More training exercises including a live firing training camp at Thumrait Airfield, Oman; before deploying to Afghanistan with 16 Brigade in 2006. The deployment was challenging in the inhospitable summer of the Afghan desert, working out of, the then remote and austere Camp Bastion, supporting 3 Para Battle Group under Command of Colonel Stuart Tootle and Brigadier Ed Butler, time and again called to provide intimate close in fire support at insurgent hotbeds at Musa-Qala, Now Zad, Kajaki Dam and Sangin.
After a short break back in England, 656 Sqn again deployed to Helmand with 3 Brigade later that year, a more prepared Taliban awaited, having suffered heavy losses during the summer they had become wise to the strengths of the British Army and began to change their tactics, which, along with their tenacity made the Taliban a formidable adversary, the operational tempo kept rising and the Squadron fired 100 Hellfire missiles in 4 months along with tens of thousands of 30 mm ammunition.
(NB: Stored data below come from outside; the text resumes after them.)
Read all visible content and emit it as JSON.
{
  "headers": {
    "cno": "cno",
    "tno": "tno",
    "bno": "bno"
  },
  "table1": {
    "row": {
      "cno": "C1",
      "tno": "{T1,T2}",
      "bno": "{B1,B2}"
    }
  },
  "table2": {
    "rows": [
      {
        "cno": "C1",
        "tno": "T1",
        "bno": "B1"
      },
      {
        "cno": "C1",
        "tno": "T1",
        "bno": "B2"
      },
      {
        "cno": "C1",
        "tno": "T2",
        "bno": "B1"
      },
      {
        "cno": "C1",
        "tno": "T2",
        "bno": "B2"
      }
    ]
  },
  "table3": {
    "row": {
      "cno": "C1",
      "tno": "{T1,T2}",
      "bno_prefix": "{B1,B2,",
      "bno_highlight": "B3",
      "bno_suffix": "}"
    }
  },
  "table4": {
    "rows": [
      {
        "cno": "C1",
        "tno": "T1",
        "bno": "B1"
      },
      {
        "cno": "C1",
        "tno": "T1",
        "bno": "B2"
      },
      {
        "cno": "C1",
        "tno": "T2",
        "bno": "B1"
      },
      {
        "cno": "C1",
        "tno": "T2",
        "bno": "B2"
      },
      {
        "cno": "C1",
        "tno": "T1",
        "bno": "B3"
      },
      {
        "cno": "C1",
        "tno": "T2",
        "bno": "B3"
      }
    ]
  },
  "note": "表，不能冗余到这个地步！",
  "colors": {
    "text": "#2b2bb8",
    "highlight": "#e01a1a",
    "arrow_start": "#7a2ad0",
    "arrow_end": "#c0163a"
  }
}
Upon returning to England Tom commissioned in 2007 and moved to 4 Regiment Army Air Corps at Wattisham as the Deputy Regimental Qualified Helicopter Instructor and deployed to Afghanistan a further three times, five tours in total before moving to Middle Wallop in 2011.
Tom was posted to 667 (Development and Trials) Squadron Army Air Corps where his wealth of flying experience was capitalised upon during numerous flying trials for the Joint Helicopter Command, flying both Lynx AH7 and Apache.
Tom resigned his commission in 2013 after 27 years service to take up a post as a civilian flying instructor back at 673 Sqn, teaching the next generations of Apache pilots for the British Army.